High quality audio player

Discussion

SP4CEBAR 2024-01-12 21:59 (Edited)

Since any sound can be defined as a spectrum of frequencies, it is possible (with external tools) to find the spectrum for each of NX's sounds:

the triangle wave,
the sawtooth wave,
the pulse wave with each of the 16 pulse width values,
and the noise sound.

This information can be used to turn an audio file into a series of combinations of NX sounds that resemble the spectrums of each of the sounds in the file the most. This combination of NX sounds could even be encoded in one or more NX music files. This conversion can be done in NX or entirely with external tools.

SP4CEBAR 2024-01-13 10:39 (Edited)

Such external tools would likely be a programming language with libraries or packages to do the following:

read audio files (which are the audio files that you want to encode and recordings of NX sounds)
perform fast Fourier transforms on the audio files

The program itself would need to be able to

match the spectrums of the samples of the NX sounds with the spectrums of each time interval of the audio file that is to be encoded.
- I think the easiest way to do that is to check all combinations of the NX sounds on four voices
  - ((4 sounds + 15 other pulse widths) * 96 tones * 16 volume levels)) ^ (4 voices) = 29184^4 which is about 7.254*10^17 which is probably going to take a while
- another way to do that is to predict the effect of volume levels on the spectrum, which would cut the amount down to 1824^4 which is about 1.107*10^13
  - predicting the pitch as well would cut the amount down to 19^4 = 130321
  - predicting the pulse width as well would bring it down to 4^4 = 16
- or to repeatedly try all 4^4=16 combinations of instruments with different parameters to try to find what direction of the parameters is more favorable, the parameters should move in that direction to converge them to the right value.
- or to use a hand-crafted template that gives control over specific regions by changing certain known parameters of the sounds used in the template
encode the resulting combination of sounds and parameters to an NX music file

McPepic 2024-01-13 16:02

I was actually thinking about this problem before and was thinking -
Wouldn’t this problem be suited to a neural network?

It would then be possible to hook up an audio file to the input nodes and the sound parameters to the output nodes. The program would then be able to train itself by reproducing the resulting wave from the predicted parameters, compare that wave to the input wave, and adjust the weights based on the discrepancy.

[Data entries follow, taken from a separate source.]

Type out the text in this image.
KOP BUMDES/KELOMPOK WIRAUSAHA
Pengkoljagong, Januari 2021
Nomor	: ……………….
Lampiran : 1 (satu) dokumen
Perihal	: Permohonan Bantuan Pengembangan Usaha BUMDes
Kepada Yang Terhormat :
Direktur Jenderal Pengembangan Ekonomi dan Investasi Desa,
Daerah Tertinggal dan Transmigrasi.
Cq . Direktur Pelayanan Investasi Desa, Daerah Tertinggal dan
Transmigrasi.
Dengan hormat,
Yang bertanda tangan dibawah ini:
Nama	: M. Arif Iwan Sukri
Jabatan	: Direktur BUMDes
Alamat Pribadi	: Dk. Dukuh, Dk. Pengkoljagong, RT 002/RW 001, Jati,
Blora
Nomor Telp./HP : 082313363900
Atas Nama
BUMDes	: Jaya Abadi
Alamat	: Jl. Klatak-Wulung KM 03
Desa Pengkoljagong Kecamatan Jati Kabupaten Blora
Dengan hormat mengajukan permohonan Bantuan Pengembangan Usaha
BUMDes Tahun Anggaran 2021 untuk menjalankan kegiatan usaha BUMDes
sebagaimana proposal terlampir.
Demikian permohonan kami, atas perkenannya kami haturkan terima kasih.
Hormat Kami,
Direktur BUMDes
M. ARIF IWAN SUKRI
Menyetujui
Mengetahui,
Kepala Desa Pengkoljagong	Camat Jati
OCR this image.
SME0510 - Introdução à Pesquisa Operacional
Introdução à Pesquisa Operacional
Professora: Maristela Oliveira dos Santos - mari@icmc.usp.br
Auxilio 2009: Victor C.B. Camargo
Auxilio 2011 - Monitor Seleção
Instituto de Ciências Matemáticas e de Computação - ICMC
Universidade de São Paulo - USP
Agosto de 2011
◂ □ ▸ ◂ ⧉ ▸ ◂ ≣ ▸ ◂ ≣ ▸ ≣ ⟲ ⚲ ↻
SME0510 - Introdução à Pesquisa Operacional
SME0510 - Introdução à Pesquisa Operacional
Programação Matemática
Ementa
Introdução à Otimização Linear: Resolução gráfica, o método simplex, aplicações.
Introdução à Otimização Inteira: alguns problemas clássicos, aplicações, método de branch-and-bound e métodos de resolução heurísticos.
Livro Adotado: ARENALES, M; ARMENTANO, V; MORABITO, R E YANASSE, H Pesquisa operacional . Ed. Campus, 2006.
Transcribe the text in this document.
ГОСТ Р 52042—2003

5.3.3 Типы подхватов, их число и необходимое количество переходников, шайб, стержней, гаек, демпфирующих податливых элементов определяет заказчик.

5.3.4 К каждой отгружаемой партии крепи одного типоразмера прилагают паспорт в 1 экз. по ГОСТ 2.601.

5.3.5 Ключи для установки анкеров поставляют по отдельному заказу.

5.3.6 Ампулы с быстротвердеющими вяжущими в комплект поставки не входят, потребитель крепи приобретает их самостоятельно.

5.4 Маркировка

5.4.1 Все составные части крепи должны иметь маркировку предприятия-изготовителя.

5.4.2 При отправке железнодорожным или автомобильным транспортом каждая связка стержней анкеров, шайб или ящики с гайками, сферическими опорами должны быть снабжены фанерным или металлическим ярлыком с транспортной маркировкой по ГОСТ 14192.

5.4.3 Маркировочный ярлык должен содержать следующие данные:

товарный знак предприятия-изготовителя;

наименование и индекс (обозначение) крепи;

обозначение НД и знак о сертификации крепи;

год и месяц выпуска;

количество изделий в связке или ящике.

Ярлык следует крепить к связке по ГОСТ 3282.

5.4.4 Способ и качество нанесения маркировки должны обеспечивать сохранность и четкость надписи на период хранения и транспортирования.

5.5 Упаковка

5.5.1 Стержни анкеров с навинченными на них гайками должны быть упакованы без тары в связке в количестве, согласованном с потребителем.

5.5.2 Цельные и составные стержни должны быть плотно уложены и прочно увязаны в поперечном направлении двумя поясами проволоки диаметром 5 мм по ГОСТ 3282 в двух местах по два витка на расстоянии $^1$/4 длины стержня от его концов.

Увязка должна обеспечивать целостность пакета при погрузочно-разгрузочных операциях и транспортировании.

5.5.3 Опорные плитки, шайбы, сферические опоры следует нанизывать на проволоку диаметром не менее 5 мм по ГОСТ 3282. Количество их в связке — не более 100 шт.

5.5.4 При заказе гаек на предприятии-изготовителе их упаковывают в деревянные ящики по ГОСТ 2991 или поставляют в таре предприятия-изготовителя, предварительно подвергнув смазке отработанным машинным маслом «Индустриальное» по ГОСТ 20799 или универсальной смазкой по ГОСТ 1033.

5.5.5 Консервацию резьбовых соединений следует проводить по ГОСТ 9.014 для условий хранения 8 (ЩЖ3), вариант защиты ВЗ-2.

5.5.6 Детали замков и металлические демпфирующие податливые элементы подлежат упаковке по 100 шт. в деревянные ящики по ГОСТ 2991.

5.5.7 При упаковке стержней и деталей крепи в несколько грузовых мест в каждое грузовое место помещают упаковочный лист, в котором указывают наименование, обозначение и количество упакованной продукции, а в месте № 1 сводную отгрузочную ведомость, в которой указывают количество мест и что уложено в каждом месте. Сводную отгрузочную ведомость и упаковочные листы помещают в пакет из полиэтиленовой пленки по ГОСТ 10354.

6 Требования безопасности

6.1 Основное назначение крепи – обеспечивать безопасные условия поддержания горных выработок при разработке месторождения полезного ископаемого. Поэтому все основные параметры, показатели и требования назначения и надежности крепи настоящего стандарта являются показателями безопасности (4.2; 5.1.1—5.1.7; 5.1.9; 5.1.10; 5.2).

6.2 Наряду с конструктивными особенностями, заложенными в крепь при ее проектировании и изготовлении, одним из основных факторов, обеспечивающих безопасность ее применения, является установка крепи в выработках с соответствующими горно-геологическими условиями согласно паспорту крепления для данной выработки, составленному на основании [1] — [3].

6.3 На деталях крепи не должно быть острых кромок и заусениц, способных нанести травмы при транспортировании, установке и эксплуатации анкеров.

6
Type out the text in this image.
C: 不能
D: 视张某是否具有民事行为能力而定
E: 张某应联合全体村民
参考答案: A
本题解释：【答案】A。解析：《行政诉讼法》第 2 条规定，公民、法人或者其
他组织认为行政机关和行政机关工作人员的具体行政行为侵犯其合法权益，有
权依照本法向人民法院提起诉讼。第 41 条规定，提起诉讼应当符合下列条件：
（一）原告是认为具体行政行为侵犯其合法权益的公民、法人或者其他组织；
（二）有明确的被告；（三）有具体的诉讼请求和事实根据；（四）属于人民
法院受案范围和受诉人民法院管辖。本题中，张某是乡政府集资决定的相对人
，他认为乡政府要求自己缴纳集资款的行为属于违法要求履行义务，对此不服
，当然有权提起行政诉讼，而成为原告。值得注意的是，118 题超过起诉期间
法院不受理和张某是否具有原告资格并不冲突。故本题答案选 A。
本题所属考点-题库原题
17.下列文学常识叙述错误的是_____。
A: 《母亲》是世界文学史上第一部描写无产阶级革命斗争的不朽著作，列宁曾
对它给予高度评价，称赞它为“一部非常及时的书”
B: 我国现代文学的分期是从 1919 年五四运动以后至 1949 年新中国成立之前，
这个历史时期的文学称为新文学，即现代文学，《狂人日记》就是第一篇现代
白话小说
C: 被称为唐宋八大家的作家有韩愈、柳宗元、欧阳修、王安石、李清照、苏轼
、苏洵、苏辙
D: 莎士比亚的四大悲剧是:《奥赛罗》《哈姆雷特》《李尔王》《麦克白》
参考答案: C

Usually, however, there’s a predictable amount of input nodes, however, so maybe you could break the input data into chunks that could be processed individually by the neural network. Then, on playback, NX could cycle through the parameters from the neural network at the start of each chunk.

Just some ideas, though.

SP4CEBAR 2024-01-13 16:13

Yeah, that would work, maybe each sound can be divided up into a low number (like 8) of frequency bands, this low number likely wouldn't affect the final sound that much since it probably is still not going to be a high quality by today's standards

SP4CEBAR 2024-02-01 22:37

I have a linear algebra exam tomorrow, and right now my mind is loaded with formulas, this gave me a new take on this matter:
1. fast fourier transform each sample into a set of N frequency bands
2. make an vector with N dimensions to store the intensities of the frequency bands in for each sample
3. the span of these sample vectors form a vector space
4. find the multiples of each of these vectors to arrive at a target vector (which is the set of frequency band intensities that make up your target audio's sound)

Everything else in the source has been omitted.